I would like to setup email alerts for my storage nodes. It turns out the storage node already has a Prometheus endpoint. It is running on the debug endpoint /metrics. If you haven’t set the debug endpoint please visit Guide to debug my storage node, uplink, s3 gateway, satellite
I have already a Prometheus instance running and Grafana inclusive email alerts. Here are my configs:
docker-compose.yaml
version: "3.3"
services:
prometheus:
restart: unless-stopped
user: 993:991
ports:
- 9090:9090/tcp
image: prom/prometheus
volumes:
- /mnt/ssd/eth/prometheus:/prometheus
command:
- --storage.tsdb.retention.time=31d
- --config.file=/prometheus/prometheus.yaml
grafana:
restart: unless-stopped
user: 993:991
ports:
- 3000:3000/tcp
image: grafana/grafana
volumes:
- /mnt/ssd/eth/grafana:/var/lib/grafana
command:
- -config=/var/lib/grafana/grafana.ini
prometheus-exporter:
restart: unless-stopped
user: 993:991
ports:
- 9100:9100/tcp
image: quay.io/prometheus/node-exporter
volumes:
- /:/host:ro,rslave
command:
- --path.rootfs=/host
prometheus.yaml
global:
scrape_interval: 15s # By default, scrape targets every 15 seconds.
scrape_timeout: 10s
# A scrape configuration containing exactly one endpoint to scrape:
# Here it's Prometheus itself.
scrape_configs:
- job_name: 'prometheus-exporter'
static_configs:
- targets: ['prometheus-exporter:9100']
- job_name: 'storagenodetest'
metrics_path: /metrics
static_configs:
- targets: ['localhost:12019']
- job_name: 'storagenode1'
metrics_path: /metrics
static_configs:
- targets: ['localhost:13019']
- job_name: 'storagenode2'
metrics_path: /metrics
static_configs:
- targets: ['localhost:13029']
grafana.ini
[smtp]
enabled = true
host = smtp.gmail.com:587
user = <my gmail address>
password = <create new google app passwords>
;cert_file =
;key_file =
skip_verify = true
from_address = <my gmail address>
from_name = Grafana
# EHLO identity in SMTP dialog (defaults to instance_name)

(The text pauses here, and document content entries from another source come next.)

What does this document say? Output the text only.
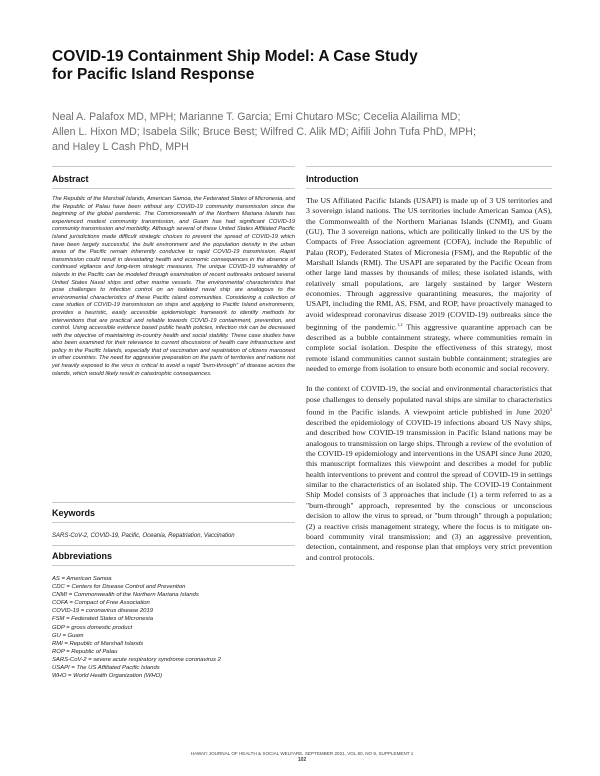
COVID-19 Containment Ship Model: A Case Study
for Pacific Island Response
Neal A. Palafox MD, MPH; Marianne T. Garcia; Emi Chutaro MSc; Cecelia Alailima MD;
Allen L. Hixon MD; Isabela Silk; Bruce Best; Wilfred C. Alik MD; Aifili John Tufa PhD, MPH;
and Haley L Cash PhD, MPH
Abstract

The Republic of the Marshall Islands, American Samoa, the Federated States of Micronesia, and the Republic of Palau have been without any COVID-19 community transmission since the beginning of the global pandemic. The Commonwealth of the Northern Mariana Islands has experienced modest community transmission, and Guam has had significant COVID-19 community transmission and morbidity. Although several of these United States Affiliated Pacific Island jurisdictions made difficult strategic choices to prevent the spread of COVID-19 which have been largely successful, the built environment and the population density in the urban areas of the Pacific remain inherently conducive to rapid COVID-19 transmission. Rapid transmission could result in devastating health and economic consequences in the absence of continued vigilance and long-term strategic measures. The unique COVID-19 vulnerability of islands in the Pacific can be modeled through examination of recent outbreaks onboard several United States Naval ships and other marine vessels. The environmental characteristics that pose challenges to infection control on an isolated naval ship are analogous to the environmental characteristics of these Pacific island communities. Considering a collection of case studies of COVID-19 transmission on ships and applying to Pacific Island environments, provides a heuristic, easily accessible epidemiologic framework to identify methods for interventions that are practical and reliable towards COVID-19 containment, prevention, and control. Using accessible evidence based public health policies, infection risk can be decreased with the objective of maintaining in-country health and social stability. These case studies have also been examined for their relevance to current discussions of health care infrastructure and policy in the Pacific Islands, especially that of vaccination and repatriation of citizens marooned in other countries. The need for aggressive preparation on the parts of territories and nations not yet heavily exposed to the virus is critical to avoid a rapid "burn-through" of disease across the islands, which would likely result in catastrophic consequences.

Keywords

SARS-CoV-2, COVID-19, Pacific, Oceania, Repatriation, Vaccination

Abbreviations
AS = American Samoa
CDC = Centers for Disease Control and Prevention
CNMI = Commonwealth of the Northern Mariana Islands
COFA = Compact of Free Association
COVID-19 = coronavirus disease 2019
FSM = Federated States of Micronesia
GDP = gross domestic product
GU = Guam
RMI = Republic of Marshall Islands
ROP = Republic of Palau
SARS-CoV-2 = severe acute respiratory syndrome coronavirus 2
USAPI = The US Affiliated Pacific Islands
WHO = World Health Organization (WHO)
Introduction

The US Affiliated Pacific Islands (USAPI) is made up of 3 US territories and 3 sovereign island nations. The US territories include American Samoa (AS), the Commonwealth of the Northern Marianas Islands (CNMI), and Guam (GU). The 3 sovereign nations, which are politically linked to the US by the Compacts of Free Association agreement (COFA), include the Republic of Palau (ROP), Federated States of Micronesia (FSM), and the Republic of the Marshall Islands (RMI). The USAPI are separated by the Pacific Ocean from other large land masses by thousands of miles; these isolated islands, with relatively small populations, are largely sustained by larger Western economies. Through aggressive quarantining measures, the majority of USAPI, including the RMI, AS, FSM, and ROP, have proactively managed to avoid widespread coronavirus disease 2019 (COVID-19) outbreaks since the beginning of the pandemic.$^{1,2}$ This aggressive quarantine approach can be described as a bubble containment strategy, where communities remain in complete social isolation. Despite the effectiveness of this strategy, most remote island communities cannot sustain bubble containment; strategies are needed to emerge from isolation to ensure both economic and social recovery.

In the context of COVID-19, the social and environmental characteristics that pose challenges to densely populated naval ships are similar to characteristics found in the Pacific islands. A viewpoint article published in June 2020$^3$ described the epidemiology of COVID-19 infections aboard US Navy ships, and described how COVID-19 transmission in Pacific Island nations may be analogous to transmission on large ships. Through a review of the evolution of the COVID-19 epidemiology and interventions in the USAPI since June 2020, this manuscript formalizes this viewpoint and describes a model for public health interventions to prevent and control the spread of COVID-19 in settings similar to the characteristics of an isolated ship. The COVID-19 Containment Ship Model consists of 3 approaches that include (1) a term referred to as a "burn-through" approach, represented by the conscious or unconscious decision to allow the virus to spread, or "burn through" through a population; (2) a reactive crisis management strategy, where the focus is to mitigate on-board community viral transmission; and (3) an aggressive prevention, detection, containment, and response plan that employs very strict prevention and control protocols.

HAWAI'I JOURNAL OF HEALTH & SOCIAL WELFARE, SEPTEMBER 2021, VOL 80, NO 9, SUPPLEMENT 1
102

;ehlo_identity = dashboard.example.com
[server]
root_url = http://localhost:3000
Up next we need a Grafana dashboard with email alerts. Let’s start with a first MVP. I am running multiple storage nodes and I want the email alert to tell me which node I need to fix. The trigger for the email alert doesn’t matter for this first MVP.

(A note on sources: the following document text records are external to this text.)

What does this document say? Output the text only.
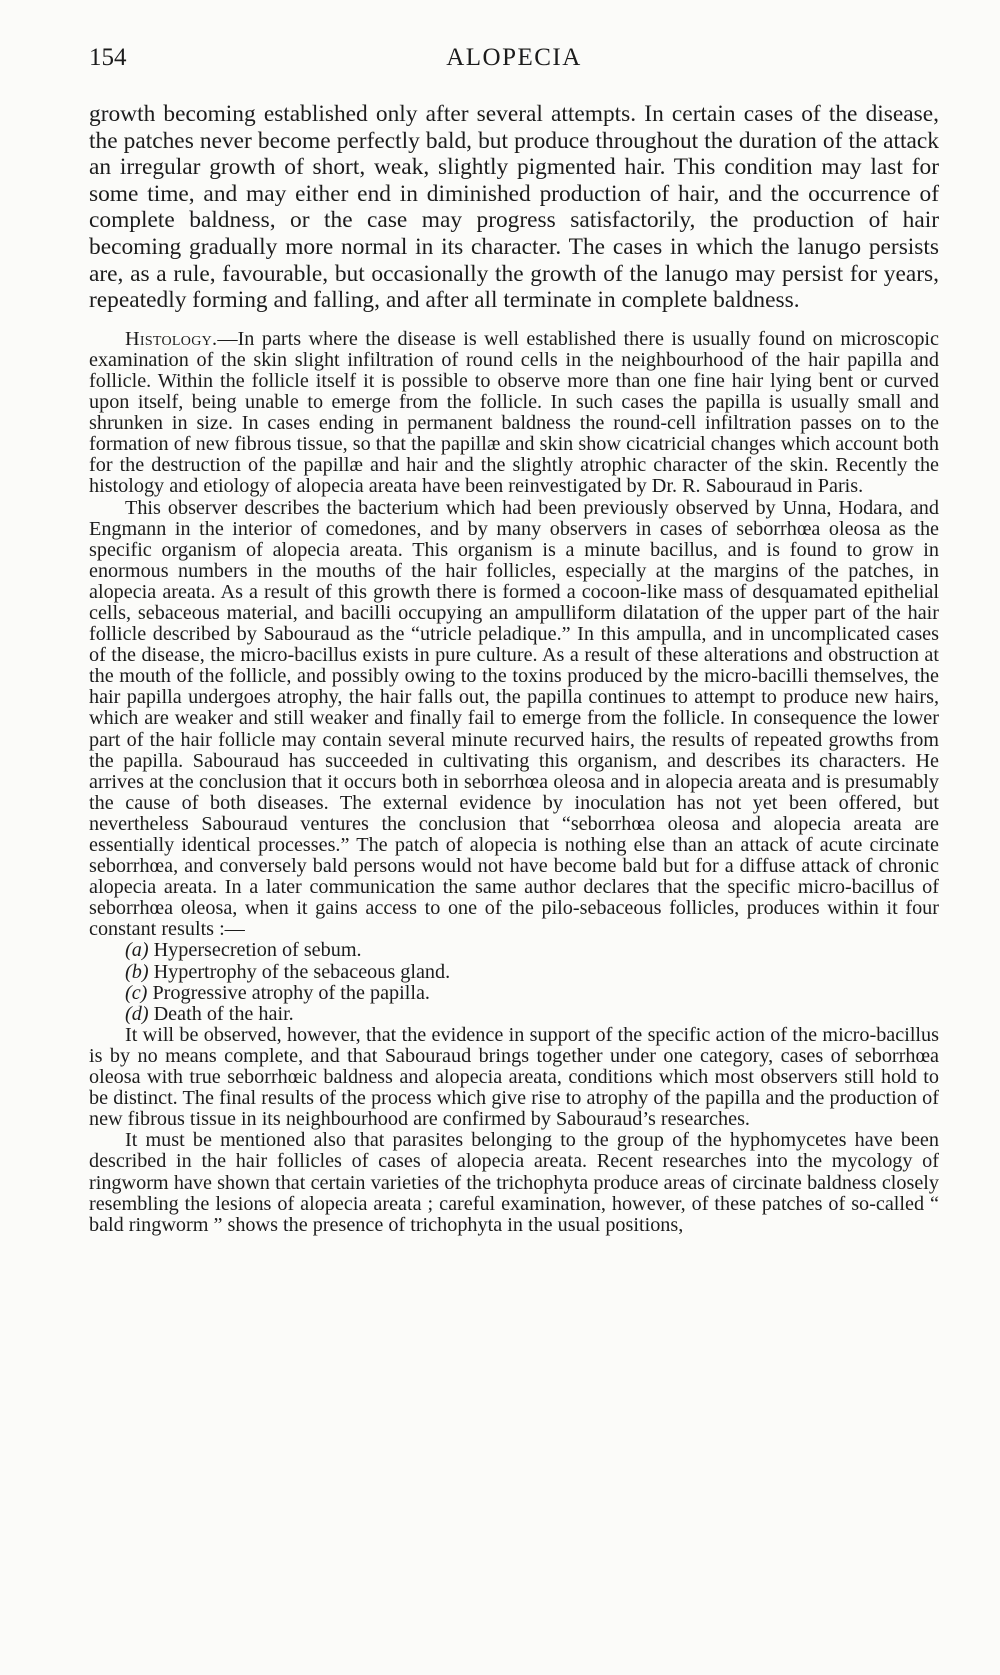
154	ALOPECIA

growth becoming established only after several attempts. In certain cases of the disease, the patches never become perfectly bald, but produce throughout the duration of the attack an irregular growth of short, weak, slightly pigmented hair. This condition may last for some time, and may either end in diminished production of hair, and the occurrence of complete baldness, or the case may progress satisfactorily, the production of hair becoming gradually more normal in its character. The cases in which the lanugo persists are, as a rule, favourable, but occasionally the growth of the lanugo may persist for years, repeatedly forming and falling, and after all terminate in complete baldness.

Histology.—In parts where the disease is well established there is usually found on microscopic examination of the skin slight infiltration of round cells in the neighbourhood of the hair papilla and follicle. Within the follicle itself it is possible to observe more than one fine hair lying bent or curved upon itself, being unable to emerge from the follicle. In such cases the papilla is usually small and shrunken in size. In cases ending in permanent baldness the round-cell infiltration passes on to the formation of new fibrous tissue, so that the papillæ and skin show cicatricial changes which account both for the destruction of the papillæ and hair and the slightly atrophic character of the skin. Recently the histology and etiology of alopecia areata have been reinvestigated by Dr. R. Sabouraud in Paris.

This observer describes the bacterium which had been previously observed by Unna, Hodara, and Engmann in the interior of comedones, and by many observers in cases of seborrhœa oleosa as the specific organism of alopecia areata. This organism is a minute bacillus, and is found to grow in enormous numbers in the mouths of the hair follicles, especially at the margins of the patches, in alopecia areata. As a result of this growth there is formed a cocoon-like mass of desquamated epithelial cells, sebaceous material, and bacilli occupying an ampulliform dilatation of the upper part of the hair follicle described by Sabouraud as the “utricle peladique.” In this ampulla, and in uncomplicated cases of the disease, the micro-bacillus exists in pure culture. As a result of these alterations and obstruction at the mouth of the follicle, and possibly owing to the toxins produced by the micro-bacilli themselves, the hair papilla undergoes atrophy, the hair falls out, the papilla continues to attempt to produce new hairs, which are weaker and still weaker and finally fail to emerge from the follicle. In consequence the lower part of the hair follicle may contain several minute recurved hairs, the results of repeated growths from the papilla. Sabouraud has succeeded in cultivating this organism, and describes its characters. He arrives at the conclusion that it occurs both in seborrhœa oleosa and in alopecia areata and is presumably the cause of both diseases. The external evidence by inoculation has not yet been offered, but nevertheless Sabouraud ventures the conclusion that “seborrhœa oleosa and alopecia areata are essentially identical processes.” The patch of alopecia is nothing else than an attack of acute circinate seborrhœa, and conversely bald persons would not have become bald but for a diffuse attack of chronic alopecia areata. In a later communication the same author declares that the specific micro-bacillus of seborrhœa oleosa, when it gains access to one of the pilo-sebaceous follicles, produces within it four constant results :—

(a) Hypersecretion of sebum.

(b) Hypertrophy of the sebaceous gland.

(c) Progressive atrophy of the papilla.

(d) Death of the hair.

It will be observed, however, that the evidence in support of the specific action of the micro-bacillus is by no means complete, and that Sabouraud brings together under one category, cases of seborrhœa oleosa with true seborrhœic baldness and alopecia areata, conditions which most observers still hold to be distinct. The final results of the process which give rise to atrophy of the papilla and the production of new fibrous tissue in its neighbourhood are confirmed by Sabouraud’s researches.

It must be mentioned also that parasites belonging to the group of the hyphomycetes have been described in the hair follicles of cases of alopecia areata. Recent researches into the mycology of ringworm have shown that certain varieties of the trichophyta produce areas of circinate baldness closely resembling the lesions of alopecia areata ; careful examination, however, of these patches of so-called “ bald ringworm ” shows the presence of trichophyta in the usual positions,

In a second step I would like to brainstrom with all of you which email alerts we need. For each email alert we also have to specify which data we need.
More than 5% audit failures (GET_AUDIT failed vs sucess)
More than 2 pending audits (GET_AUDIT started vs success + failed)
Audit score lower than 1
Suspension score lower than 1
Node process not running
Please write down which email alerts you want to see
The third step will be to expose the data we need for these email alerts. To be honest I will not have the time to make all the code changes myself. Instead my intension is to demonstrate how to do it and hopefully it is easy enough so that you can continue to keep the ball rolling. Ideally we have a living Grafana dashboard at the end that gets improved by the community over time.